Sylvain Ouellet, porte-parole en matière d’environnement, reconnaît que le fleuve a effectivement un fort débit d’eau, mais souligne que les usines d’épuration des eaux n’ont pas été construites sans raison.

«Imaginez ce que ça donne: on retient [le contenu] des toilettes des résidents pendant sept jours, on retient les usines pendant 7 jours, les boucheries, les hôpitaux, pendant 7 jours, a illustré Luc Ferrandez. Regardez ce que ça fait comme image que de verser tout ça dans le fleuve et dites-vous que ça n’a pas d’impact. Non, ça a un impact évident», a lancé M. Ferrandez qui dénonce «l’indifférence» de l’administration Coderre par rapport à cette question environnementale.

D’autres doutent de la capacité du fleuve à diluer rapidement les eaux usées.

«J’ai étudié la question des débordements d’eaux usées dans un secteur de la région métropolitaine pour ma thèse et j’ai des doutes face à cet argument, avait indiqué à Métro cette semaine Isabelle Jalliffier-Verne, doctorante en Génie-civil à Polytechnique Montréal.

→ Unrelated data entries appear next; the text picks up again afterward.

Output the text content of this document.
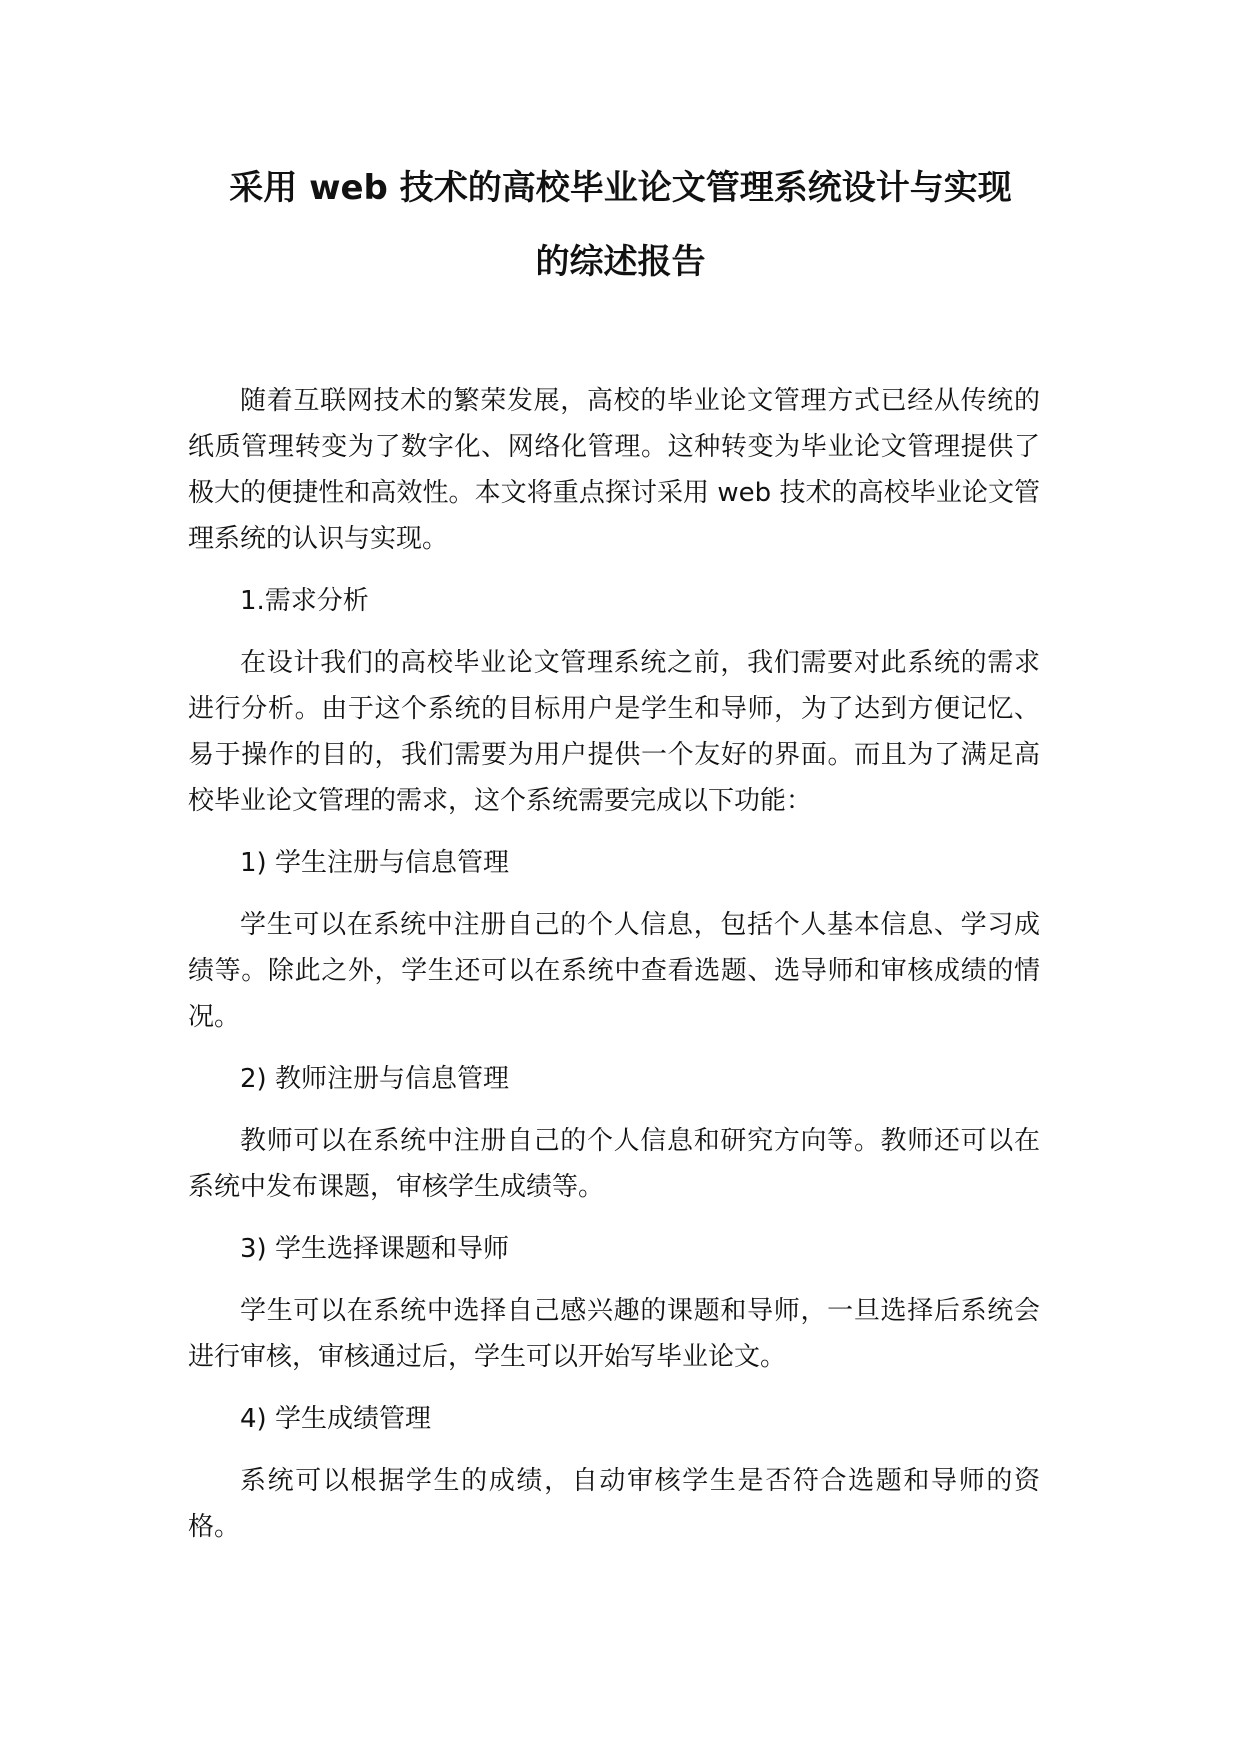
采用 web 技术的高校毕业论文管理系统设计与实现

的综述报告

随着互联网技术的繁荣发展，高校的毕业论文管理方式已经从传统的纸质管理转变为了数字化、网络化管理。这种转变为毕业论文管理提供了极大的便捷性和高效性。本文将重点探讨采用 web 技术的高校毕业论文管理系统的认识与实现。

1.需求分析

在设计我们的高校毕业论文管理系统之前，我们需要对此系统的需求进行分析。由于这个系统的目标用户是学生和导师，为了达到方便记忆、易于操作的目的，我们需要为用户提供一个友好的界面。而且为了满足高校毕业论文管理的需求，这个系统需要完成以下功能：

1) 学生注册与信息管理

学生可以在系统中注册自己的个人信息，包括个人基本信息、学习成绩等。除此之外，学生还可以在系统中查看选题、选导师和审核成绩的情况。

2) 教师注册与信息管理

教师可以在系统中注册自己的个人信息和研究方向等。教师还可以在系统中发布课题，审核学生成绩等。

3) 学生选择课题和导师

学生可以在系统中选择自己感兴趣的课题和导师，一旦选择后系统会进行审核，审核通过后，学生可以开始写毕业论文。

4) 学生成绩管理

系统可以根据学生的成绩，自动审核学生是否符合选题和导师的资格。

Il serait intéressant de savoir sur quelles études se basent les conclusions de la Ville.»

Si elle ne conteste pas le fait que le haut débit d’un cours d’eau pourrait permettre la dilution des contaminants, elle souligne aussi que cela peut accélérer leur transport dans le cours d’eau. «Les prises d’eau de municipalités en aval pourraient peut-être être touchées, de même que la faune ou la flore en berge», dit-elle, en ajoutant que cela dépendra aussi de la concentration en contaminants des eaux rejetées et des points de rejets.

Le Parti Québécois (PQ) a demandé vendredi au ministre de l’Environnement de suspendre l’autorisation donnée à la Ville de Montréal. Mathieu Traversy, parole du PQ en matière d’environnement, s’est dit inquiet de la décision de la Ville de Montréal et souhaite «qu’on puisse évaluer toutes les options et retenir la solution la moins dommageable et la plus durable». Il souhaite que toutes les analyses ayant mené à l’autorisation du projet soient rendues publiques.